Brough: I think it will be Germany.
Hendry: Well, they should come out. I would if I was Germany. That’s why you should short German credit. I am long their bonds (buying in the expectation that they go up) but also long credit default swaps (which rise when the risk of default rises) because you have to fear that Germany will bale out the Pigs.
KC: Are you short UK banks, Hugh?
Hendry: There isn’t a positive price where you would lose money shorting British banks. They are insolvent.
The paradox is we have this left of centre party behaving like investment bankers and doing everything conceivable to preserve an obfuscation — the notion that the banks are viable entities, but they are not. The government should have secured 100% ownership, then it could have done whatever it wanted, but we have this pretence that they are a going concern — that’s why we have this debate over bonuses.
Brough: I disagree with Hugh; I don’t think all banks are bust. In the next three years, on analysts forecast the new Lloyds (which I own) is going to generate a total of £50 billion of pre-provision profits; that means it can absorb a lot of write-offs.
Dent: There was a solution in Japan — it took quite a long time, it took 10 years to repay the debt, but there are still banks in Japan. Nationalisation is one option, but I am not convinced it is the only option.
Hendry: Japan just shows you how tough it is going to be — bonds in Japan have made you 7% a year over the bear market, but every time equities rose investors sold bonds and bought shares and allocated away from what would have made money.
Dent: During the bear market in Japan, there have been companies you would have made a lot of money on — Nintendo, Toyota and Kao Corporation. They are the big global companies and I would similarly recommend big UK blue chips now.
KC: So where should ordinary investors put their money?
Hendry: I am not a buyer of gold just now — I want to buy it at lower levels. The rest of my portfolio I would split between the US, Japanese and European government bonds. The rest might just be cash, with some in yen because no-one else is buying.
Dent: But what about Mr and Mrs Jones, retired of Edinburgh, who have lost money on RBS and HBOS shares. They have £50,000 in cash, what are they going to do now? They are getting 1%.
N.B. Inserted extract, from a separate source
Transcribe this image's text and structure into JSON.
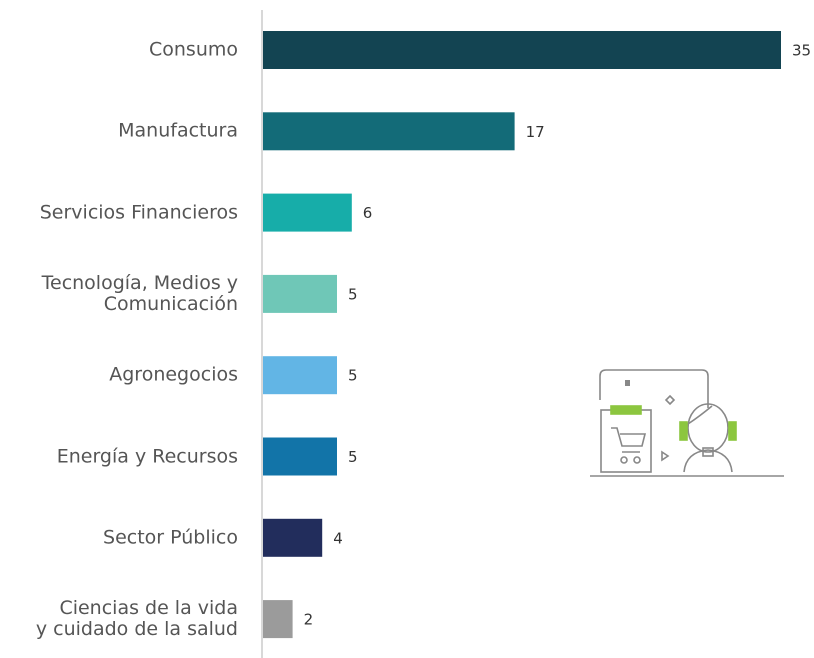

Hendry: What I would do is lend to the UK government — buy 18-year gilts and get the 4%, and I think I will be 40% up in the next 12 to 18 months.
Dent: Because you think we are heading for serious deflation? If you’re wrong and inflation and interest rates head up again, there is a big risk to your capital. I like the idea of having a portfolio of decent dividend-paying cash-rich companies.
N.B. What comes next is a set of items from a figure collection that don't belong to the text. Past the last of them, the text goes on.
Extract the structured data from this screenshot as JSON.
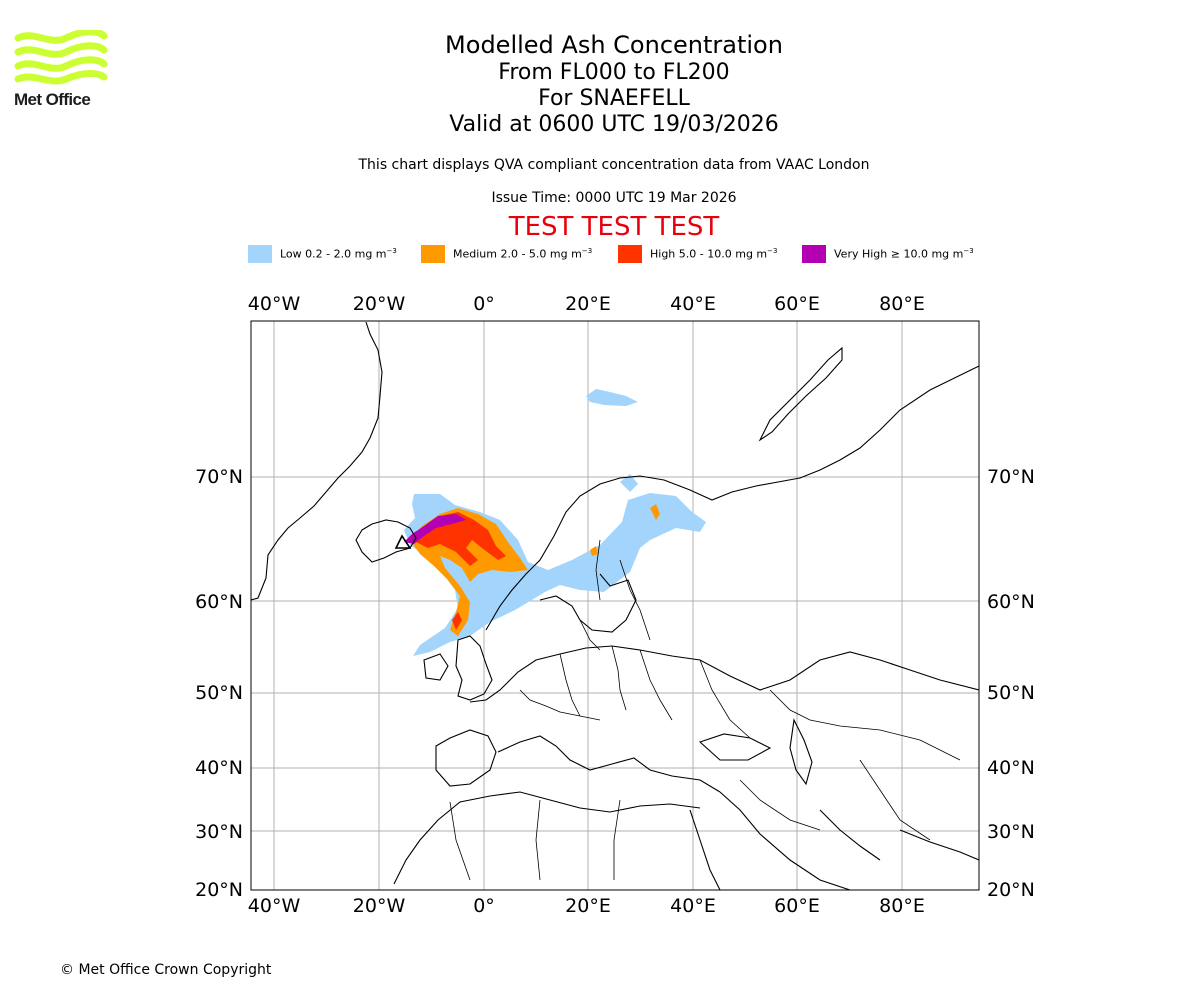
{
  "logo": {
    "text": "Met Office",
    "color": "#ccff33"
  },
  "title": {
    "main": "Modelled Ash Concentration",
    "level": "From FL000 to FL200",
    "volcano": "For SNAEFELL",
    "valid": "Valid at 0600 UTC 19/03/2026"
  },
  "description": "This chart displays QVA compliant concentration data from VAAC London",
  "issue_time": "Issue Time: 0000 UTC 19 Mar 2026",
  "test_banner": "TEST TEST TEST",
  "legend": [
    {
      "label_pre": "Low 0.2 - 2.0 mg m",
      "color": "#a3d4fc"
    },
    {
      "label_pre": "Medium 2.0 - 5.0 mg m",
      "color": "#ff9900"
    },
    {
      "label_pre": "High 5.0 - 10.0 mg m",
      "color": "#ff3300"
    },
    {
      "label_pre": "Very High ≥ 10.0 mg m",
      "color": "#b300b3"
    }
  ],
  "legend_unit_exp": "−3",
  "axes": {
    "longitude_labels": [
      "40°W",
      "20°W",
      "0°",
      "20°E",
      "40°E",
      "60°E",
      "80°E"
    ],
    "latitude_labels": [
      "70°N",
      "60°N",
      "50°N",
      "40°N",
      "30°N",
      "20°N"
    ]
  },
  "copyright": "© Met Office Crown Copyright"
}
The likes of Glaxo Smith Kline, Vodafone and BP are yielding 4.7%, 5.7% and 6.4% respectively and I see them remaining strong. But buy blue chips on a bad day.
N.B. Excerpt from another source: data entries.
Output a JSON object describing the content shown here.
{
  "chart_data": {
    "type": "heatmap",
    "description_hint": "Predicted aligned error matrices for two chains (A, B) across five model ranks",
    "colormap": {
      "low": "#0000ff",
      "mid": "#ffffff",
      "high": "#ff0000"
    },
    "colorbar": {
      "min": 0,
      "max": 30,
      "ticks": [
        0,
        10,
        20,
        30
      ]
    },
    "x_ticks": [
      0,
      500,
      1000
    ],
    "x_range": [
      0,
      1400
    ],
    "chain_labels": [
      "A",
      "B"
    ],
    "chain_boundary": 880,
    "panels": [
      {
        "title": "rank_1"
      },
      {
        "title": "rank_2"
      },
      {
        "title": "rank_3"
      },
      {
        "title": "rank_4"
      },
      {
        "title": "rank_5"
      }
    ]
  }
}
KC: And what about for the optimists out there. What would you buy if you want out and out growth rather than income?
Dent: I am big supporter of what is going on in China in the long term.
Hendry: You were there in Japan — tell me China doesn’t seem the same.
Dent: Japan is a developed economy, whereas China is in the early stages of an industrial revolution. Central control is key at this stage.
Hendry: The two big shocks this year in terms of expectation — in other words, my two big shorts — are going to be China and (president Barack) Obama. About 40% of the Chinese economy is exports. They are having an industrial revolution like the Victorians — and the Victorians had booms and busts because of the volatility of the cost of building factories. In booms it grows 40%; but with boom comes bust. Then you get Obama coming in and the policy response is remarkably aggressive against the Chinese.
Wintle: There are indeed very high expectations, but I think the bull case for Obama is a very strong one. Compared with Bush, it really is a 180-degree turn in terms of him being more collaborative.
My favourite sector at the moment is healthcare, where many businesses are still showing earnings growth. This is especially attractive now as earnings stability, let alone growth, is hard to find in today’s market.
Our favourite sub-sector in healthcare is biotechnology, which has been remarkably defensive over the past 12 to 18 months.